State Forester Daniel Devlin said the bureau’s latest plan relies upon Penn’s Woods and previous SFRMPs to build “an array of principles, goals, and objectives which will move the forest into the future.”

“The 2015 SFRMP is the first management plan update in eight years,” Devlin noted. “As such, one accomplishment is to memorialize the various planning and management activities the bureau has undertaken over the past eight years into one comprehensive document.
“These include the accomplishment of meeting our first-decade targets in the timber harvest allocation model; successfully implementing the Deer Management Assistance Program across the state forest system; adapting to the effects of shale-gas development; and developing management plans for the influences of hemlock wooly adelgid and emerald ash borer.”
The latest management plan provides a broad framework from which the bureau can develop future district-level plans focusing on local resources and values, and incorporating increased public input.

The 2015 SFRMP also provides points of emphasis for future management, such as climate change, conservation of wild character, prescribed fire, lakes, river islands, cultural resources, and communication via social media and interpretative opportunities. Also, the latest plan has been stream-lined to make it more useable and accessible—for both for staff reference and public consumption.

Beginning Tuesday, Oct. 6, in the Wilkes-Barre/Scranton area, DCNR’s Bureau of Forestry has scheduled 12 public meetings across the state to seek comment on revisions to its forest management plan.
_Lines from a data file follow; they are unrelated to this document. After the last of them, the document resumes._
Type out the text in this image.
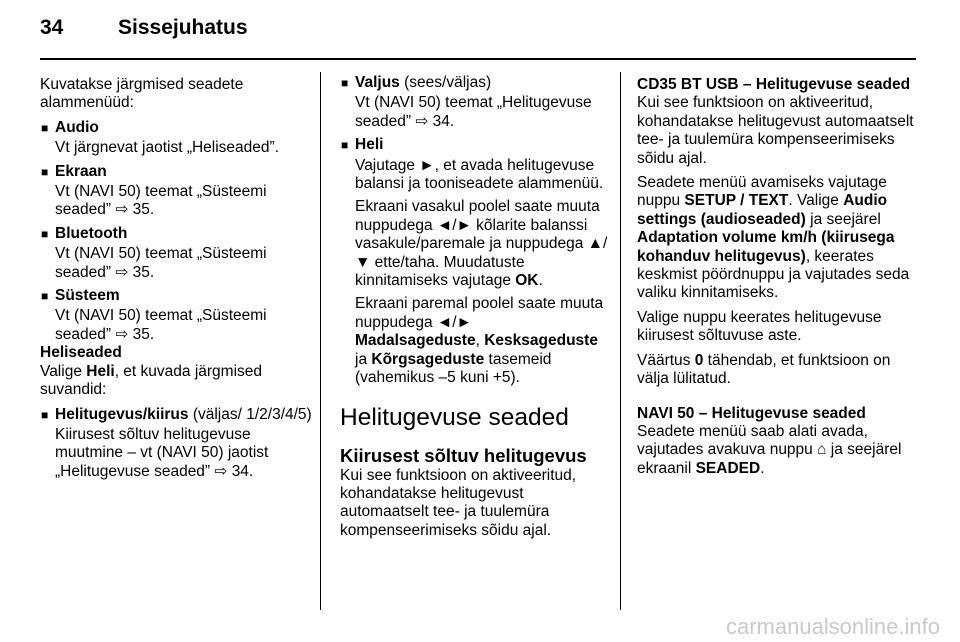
34	Sissejuhatus

Kuvatakse järgmised seadete alammenüüd:

■ Audio

Vt järgnevat jaotist „Heliseaded”.

■ Ekraan

Vt (NAVI 50) teemat „Süsteemi seaded” ⇨ 35.

■ Bluetooth

Vt (NAVI 50) teemat „Süsteemi seaded” ⇨ 35.

■ Süsteem

Vt (NAVI 50) teemat „Süsteemi seaded” ⇨ 35.

Heliseaded

Valige Heli, et kuvada järgmised suvandid:

■ Helitugevus/kiirus (väljas/ 1/2/3/4/5)

Kiirusest sõltuv helitugevuse muutmine – vt (NAVI 50) jaotist „Helitugevuse seaded” ⇨ 34.

■ Valjus (sees/väljas)

Vt (NAVI 50) teemat „Helitugevuse seaded” ⇨ 34.

■ Heli

Vajutage ►, et avada helitugevuse balansi ja tooniseadete alammenüü.

Ekraani vasakul poolel saate muuta nuppudega ◄/► kõlarite balanssi vasakule/paremale ja nuppudega ▲/▼ ette/taha. Muudatuste kinnitamiseks vajutage OK.

Ekraani paremal poolel saate muuta nuppudega ◄/►
Madalsageduste, Kesksageduste
ja Kõrgsageduste tasemeid (vahemikus –5 kuni +5).

Helitugevuse seaded
Kiirusest sõltuv helitugevus

Kui see funktsioon on aktiveeritud, kohandatakse helitugevust automaatselt tee- ja tuulemüra kompenseerimiseks sõidu ajal.

CD35 BT USB – Helitugevuse seaded

Kui see funktsioon on aktiveeritud, kohandatakse helitugevust automaatselt tee- ja tuulemüra kompenseerimiseks sõidu ajal.

Seadete menüü avamiseks vajutage nuppu SETUP / TEXT. Valige Audio settings (audioseaded) ja seejärel Adaptation volume km/h (kiirusega kohanduv helitugevus), keerates keskmist pöördnuppu ja vajutades seda valiku kinnitamiseks.

Valige nuppu keerates helitugevuse kiirusest sõltuvuse aste.

Väärtus 0 tähendab, et funktsioon on välja lülitatud.

NAVI 50 – Helitugevuse seaded

Seadete menüü saab alati avada, vajutades avakuva nuppu ⌂ ja seejärel ekraanil SEADED.

carmanualsonline.info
Starting at 6:30 p.m. and lasting about two and one-half hours, these meetings specifically will focus on proposed plan revisions. The plan can be found here.
Scheduled meeting dates and locations:
  • Wilkes-Barre/Scranton, Oct. 6, The Woodlands Resort;
  • Stroudsburg, Oct. 7, Stroudsmoor Inn;
  • Philadelphia: Oct. 8, Fairmount Park Horticultural Center;
  • Renovo, Oct. 21, Renovo High School Cafeteria;
  • Coudersport, Oct. 22, Pa. Lumber Museum, Josh Roth;
  • Bedford, Oct. 27, Bedford Travelodge, Kathy Leonard;
  • Pittsburgh, Oct. 28, Double Tree Hotel, Monroeville;
  • Clarion, Oct. 29, Park Inn by Radisson;
  • State College, Nov. 3, Ramada Inn-Nittany Room;
  • Carlisle, Nov. 10, Comfort Suites;
  • Williamsport, Nov. 12, Genetti Hotel-Terrace Room;
  • Harrisburg, Nov. 17 or 18, Rachel Carson State Office Building.
Written comments will be accepted until Nov 30. Interested parties may submit comments at StateForestPlan2015@pa.gov; at one of the public meetings; or by mail at: Bureau of ForestryPlanning Section, P.O. Box 8552, Harrisburg PA 17105-8552. There is also a web-based survey, available at the above website, that is a convenient way to provide feedback on the plan.